Jackie is the official team captain, selected by the coach for her “influence,” meaning popularity, largely based on wealth and white-coded, heteronormative attractiveness. She benevolently overpowers her teammates in a conventionally feminine manner, using emotional persuasion rather than aggression, with a focus on getting along. Meanwhile, Taissa, the unofficial team captain, driven to pursue high and clearly articulated goals, emphasizes hard work and confrontation—and she isn’t above breaking rules and using physical force. In the woods, the latter kind of leadership quickly moves to the fore.

After the crash, the stakes are at once lowered as far as they will go and yet raised in the extreme. The survivors must scramble to sustain their lives, with the likelihood of failure creating unfathomable psychological strain. Thus commences a contest over who deserves the power to lead when a miscalculation can easily end in death. The group remains interdependent and must cooperate, but without the benefit of values such as equality and altruism—the opposites of competition.

Competition may symbolize any and all systems of oppression, but I see the theme of cannibalism as speaking directly to capitalism and its relation to feminism. The feminine rhyme between ‘cannibalism’ and ‘capitalism’ speaks to competition, how it turns women against one another, as individuals and in groups—even when we all claim to be ‘feminists.’

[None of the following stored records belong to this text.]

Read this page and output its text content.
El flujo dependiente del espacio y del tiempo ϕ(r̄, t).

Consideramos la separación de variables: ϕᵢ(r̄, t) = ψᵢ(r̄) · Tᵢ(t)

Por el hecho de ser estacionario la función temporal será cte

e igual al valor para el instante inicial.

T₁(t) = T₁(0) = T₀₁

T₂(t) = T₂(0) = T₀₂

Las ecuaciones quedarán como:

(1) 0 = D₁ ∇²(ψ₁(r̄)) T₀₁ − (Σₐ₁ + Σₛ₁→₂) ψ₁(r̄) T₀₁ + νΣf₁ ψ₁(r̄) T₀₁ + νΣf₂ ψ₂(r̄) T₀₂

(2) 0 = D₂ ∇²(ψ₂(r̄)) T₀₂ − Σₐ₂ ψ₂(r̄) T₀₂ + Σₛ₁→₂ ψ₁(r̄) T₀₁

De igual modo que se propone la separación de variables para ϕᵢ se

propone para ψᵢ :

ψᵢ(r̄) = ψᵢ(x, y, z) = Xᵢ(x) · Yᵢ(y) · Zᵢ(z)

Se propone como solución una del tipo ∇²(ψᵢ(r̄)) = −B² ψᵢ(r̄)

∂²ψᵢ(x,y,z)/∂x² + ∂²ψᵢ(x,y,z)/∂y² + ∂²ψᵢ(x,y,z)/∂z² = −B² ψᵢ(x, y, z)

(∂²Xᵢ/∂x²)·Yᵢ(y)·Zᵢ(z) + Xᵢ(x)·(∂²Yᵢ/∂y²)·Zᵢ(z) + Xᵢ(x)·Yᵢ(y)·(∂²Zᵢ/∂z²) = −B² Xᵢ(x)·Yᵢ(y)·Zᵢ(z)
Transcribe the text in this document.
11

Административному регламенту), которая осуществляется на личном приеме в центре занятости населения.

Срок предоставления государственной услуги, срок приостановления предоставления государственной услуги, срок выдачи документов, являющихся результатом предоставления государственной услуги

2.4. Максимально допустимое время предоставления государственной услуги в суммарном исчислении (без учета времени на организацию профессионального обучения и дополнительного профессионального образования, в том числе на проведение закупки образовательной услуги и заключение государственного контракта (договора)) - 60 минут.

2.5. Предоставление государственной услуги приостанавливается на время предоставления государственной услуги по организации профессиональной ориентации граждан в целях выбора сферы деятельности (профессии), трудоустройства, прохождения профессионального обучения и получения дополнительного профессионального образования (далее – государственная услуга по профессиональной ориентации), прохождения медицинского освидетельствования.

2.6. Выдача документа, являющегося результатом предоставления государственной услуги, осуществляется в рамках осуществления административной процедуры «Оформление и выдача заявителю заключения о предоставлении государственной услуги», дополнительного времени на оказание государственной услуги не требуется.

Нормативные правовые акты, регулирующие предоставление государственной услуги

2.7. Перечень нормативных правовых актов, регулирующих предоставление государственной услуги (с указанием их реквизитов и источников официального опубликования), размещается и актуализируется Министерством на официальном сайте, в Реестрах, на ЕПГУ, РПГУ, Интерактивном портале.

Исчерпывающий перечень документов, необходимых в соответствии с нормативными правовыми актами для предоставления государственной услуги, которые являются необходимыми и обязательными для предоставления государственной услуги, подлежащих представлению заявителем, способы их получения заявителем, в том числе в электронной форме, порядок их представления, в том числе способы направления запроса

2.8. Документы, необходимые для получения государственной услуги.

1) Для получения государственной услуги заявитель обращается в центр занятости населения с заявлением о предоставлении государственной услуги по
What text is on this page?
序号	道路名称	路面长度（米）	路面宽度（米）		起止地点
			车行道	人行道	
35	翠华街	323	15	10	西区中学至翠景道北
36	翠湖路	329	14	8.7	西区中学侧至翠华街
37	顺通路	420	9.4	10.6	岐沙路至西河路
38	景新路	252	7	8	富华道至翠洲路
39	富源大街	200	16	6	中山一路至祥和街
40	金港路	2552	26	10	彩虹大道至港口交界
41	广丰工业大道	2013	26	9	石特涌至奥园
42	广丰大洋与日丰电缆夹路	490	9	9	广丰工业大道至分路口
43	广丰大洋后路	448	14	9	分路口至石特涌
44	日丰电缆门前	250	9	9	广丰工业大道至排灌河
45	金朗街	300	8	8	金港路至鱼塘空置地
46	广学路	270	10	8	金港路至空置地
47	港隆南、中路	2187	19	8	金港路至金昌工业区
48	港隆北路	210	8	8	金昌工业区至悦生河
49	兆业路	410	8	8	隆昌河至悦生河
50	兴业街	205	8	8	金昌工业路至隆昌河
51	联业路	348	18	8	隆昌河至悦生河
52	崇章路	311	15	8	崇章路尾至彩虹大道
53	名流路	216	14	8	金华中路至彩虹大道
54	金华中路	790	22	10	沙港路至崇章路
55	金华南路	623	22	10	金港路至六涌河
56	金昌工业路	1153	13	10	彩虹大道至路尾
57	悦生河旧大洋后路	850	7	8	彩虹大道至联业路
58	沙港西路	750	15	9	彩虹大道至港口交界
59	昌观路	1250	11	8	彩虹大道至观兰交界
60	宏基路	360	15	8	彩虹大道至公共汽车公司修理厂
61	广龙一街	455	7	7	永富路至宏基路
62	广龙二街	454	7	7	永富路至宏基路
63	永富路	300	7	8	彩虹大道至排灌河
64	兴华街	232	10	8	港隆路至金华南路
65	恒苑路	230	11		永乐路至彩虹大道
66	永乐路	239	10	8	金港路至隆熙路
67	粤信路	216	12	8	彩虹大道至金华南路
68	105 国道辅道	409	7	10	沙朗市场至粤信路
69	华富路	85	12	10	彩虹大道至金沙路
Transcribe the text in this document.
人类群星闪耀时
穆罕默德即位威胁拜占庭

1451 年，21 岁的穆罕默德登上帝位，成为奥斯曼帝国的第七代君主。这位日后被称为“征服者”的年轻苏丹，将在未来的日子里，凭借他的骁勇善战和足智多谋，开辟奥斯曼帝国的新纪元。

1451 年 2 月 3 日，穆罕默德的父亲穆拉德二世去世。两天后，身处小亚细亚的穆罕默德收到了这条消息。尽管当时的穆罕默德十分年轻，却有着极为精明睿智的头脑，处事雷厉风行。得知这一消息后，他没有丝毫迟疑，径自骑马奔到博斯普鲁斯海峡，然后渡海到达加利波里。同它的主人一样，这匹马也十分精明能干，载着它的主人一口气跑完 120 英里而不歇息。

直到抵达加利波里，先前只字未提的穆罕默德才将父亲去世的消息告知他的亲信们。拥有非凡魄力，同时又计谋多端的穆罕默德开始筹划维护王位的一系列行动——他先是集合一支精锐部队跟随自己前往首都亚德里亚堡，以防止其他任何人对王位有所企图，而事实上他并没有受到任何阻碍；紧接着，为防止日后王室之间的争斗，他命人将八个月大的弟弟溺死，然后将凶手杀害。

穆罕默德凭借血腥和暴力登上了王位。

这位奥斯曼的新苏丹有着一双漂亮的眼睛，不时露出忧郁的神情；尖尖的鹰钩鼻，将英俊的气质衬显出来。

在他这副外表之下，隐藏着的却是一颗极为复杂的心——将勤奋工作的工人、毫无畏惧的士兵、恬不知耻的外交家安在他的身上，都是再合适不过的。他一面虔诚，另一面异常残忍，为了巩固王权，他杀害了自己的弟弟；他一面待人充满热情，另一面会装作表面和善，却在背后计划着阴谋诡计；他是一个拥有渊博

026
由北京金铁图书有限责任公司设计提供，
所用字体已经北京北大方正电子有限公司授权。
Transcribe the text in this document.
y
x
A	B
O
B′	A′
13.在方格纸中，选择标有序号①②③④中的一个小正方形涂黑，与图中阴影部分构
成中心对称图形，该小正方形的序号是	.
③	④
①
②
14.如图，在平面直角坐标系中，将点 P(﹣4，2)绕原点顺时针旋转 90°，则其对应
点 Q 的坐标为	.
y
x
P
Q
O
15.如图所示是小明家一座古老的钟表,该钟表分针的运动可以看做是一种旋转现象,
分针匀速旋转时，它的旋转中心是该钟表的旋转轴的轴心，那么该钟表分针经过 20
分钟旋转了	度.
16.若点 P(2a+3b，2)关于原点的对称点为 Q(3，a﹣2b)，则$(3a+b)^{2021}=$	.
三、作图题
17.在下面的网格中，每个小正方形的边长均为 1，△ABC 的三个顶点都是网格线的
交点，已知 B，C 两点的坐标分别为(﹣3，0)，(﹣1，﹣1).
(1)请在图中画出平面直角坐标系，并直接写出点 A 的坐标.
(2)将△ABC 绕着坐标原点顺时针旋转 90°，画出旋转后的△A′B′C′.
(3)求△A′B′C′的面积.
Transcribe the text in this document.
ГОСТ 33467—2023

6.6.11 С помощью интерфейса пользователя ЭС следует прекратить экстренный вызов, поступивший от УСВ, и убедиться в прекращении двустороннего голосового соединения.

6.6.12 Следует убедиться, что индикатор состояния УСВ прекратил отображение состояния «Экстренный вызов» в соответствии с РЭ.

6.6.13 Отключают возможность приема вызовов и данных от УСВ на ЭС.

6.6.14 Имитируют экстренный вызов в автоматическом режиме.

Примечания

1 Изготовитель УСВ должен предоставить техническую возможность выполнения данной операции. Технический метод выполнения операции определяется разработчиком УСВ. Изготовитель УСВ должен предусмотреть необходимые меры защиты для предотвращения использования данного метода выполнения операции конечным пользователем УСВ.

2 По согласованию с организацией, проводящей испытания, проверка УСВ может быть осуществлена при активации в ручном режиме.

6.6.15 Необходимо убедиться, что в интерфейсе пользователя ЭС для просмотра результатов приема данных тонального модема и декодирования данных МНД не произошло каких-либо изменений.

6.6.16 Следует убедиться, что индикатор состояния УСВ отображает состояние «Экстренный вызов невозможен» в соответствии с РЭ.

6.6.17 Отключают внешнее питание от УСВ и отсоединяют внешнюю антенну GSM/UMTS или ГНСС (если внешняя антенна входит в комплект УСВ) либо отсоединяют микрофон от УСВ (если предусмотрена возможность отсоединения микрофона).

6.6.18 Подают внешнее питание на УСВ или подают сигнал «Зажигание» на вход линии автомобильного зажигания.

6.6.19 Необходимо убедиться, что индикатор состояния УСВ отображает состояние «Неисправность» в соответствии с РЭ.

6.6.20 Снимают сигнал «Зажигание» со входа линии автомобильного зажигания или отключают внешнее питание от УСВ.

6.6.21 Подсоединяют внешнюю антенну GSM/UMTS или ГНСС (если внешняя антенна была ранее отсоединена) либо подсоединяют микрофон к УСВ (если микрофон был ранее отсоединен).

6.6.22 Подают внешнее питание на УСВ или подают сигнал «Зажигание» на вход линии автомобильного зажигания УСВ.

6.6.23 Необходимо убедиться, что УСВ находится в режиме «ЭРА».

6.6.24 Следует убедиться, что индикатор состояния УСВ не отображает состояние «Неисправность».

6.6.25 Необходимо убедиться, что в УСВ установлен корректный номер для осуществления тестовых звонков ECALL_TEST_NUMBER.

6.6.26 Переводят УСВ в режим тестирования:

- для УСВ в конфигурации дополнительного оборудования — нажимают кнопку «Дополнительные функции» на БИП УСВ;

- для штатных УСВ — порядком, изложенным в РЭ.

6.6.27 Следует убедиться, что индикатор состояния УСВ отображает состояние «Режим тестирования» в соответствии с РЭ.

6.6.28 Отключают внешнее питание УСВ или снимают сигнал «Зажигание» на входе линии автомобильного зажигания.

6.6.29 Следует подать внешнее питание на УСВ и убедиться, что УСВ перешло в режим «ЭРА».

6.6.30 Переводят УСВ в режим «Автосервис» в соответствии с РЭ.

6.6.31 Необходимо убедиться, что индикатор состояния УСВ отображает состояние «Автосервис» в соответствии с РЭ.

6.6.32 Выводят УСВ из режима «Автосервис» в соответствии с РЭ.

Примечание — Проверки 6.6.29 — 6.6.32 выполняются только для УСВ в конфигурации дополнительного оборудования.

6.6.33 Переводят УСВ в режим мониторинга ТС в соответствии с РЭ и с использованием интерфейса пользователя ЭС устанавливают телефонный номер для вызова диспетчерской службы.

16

To borrow from a famous horror trope, the ‘final girls’ of Yellowjackets survive together by entering into the most profound complicity with some, while betraying others. In this fight, in a sense, no one wins, because the toxic implications for the victors never end. Instead, they grow louder as the years pass.

Nonetheless, I see in Yellowjackets an allegory of blunted potential that can still be unlocked. To my fellow Gen Xers, I ask: How goes your feminism? It might be a good moment to spend some time with your inner 17-year-old.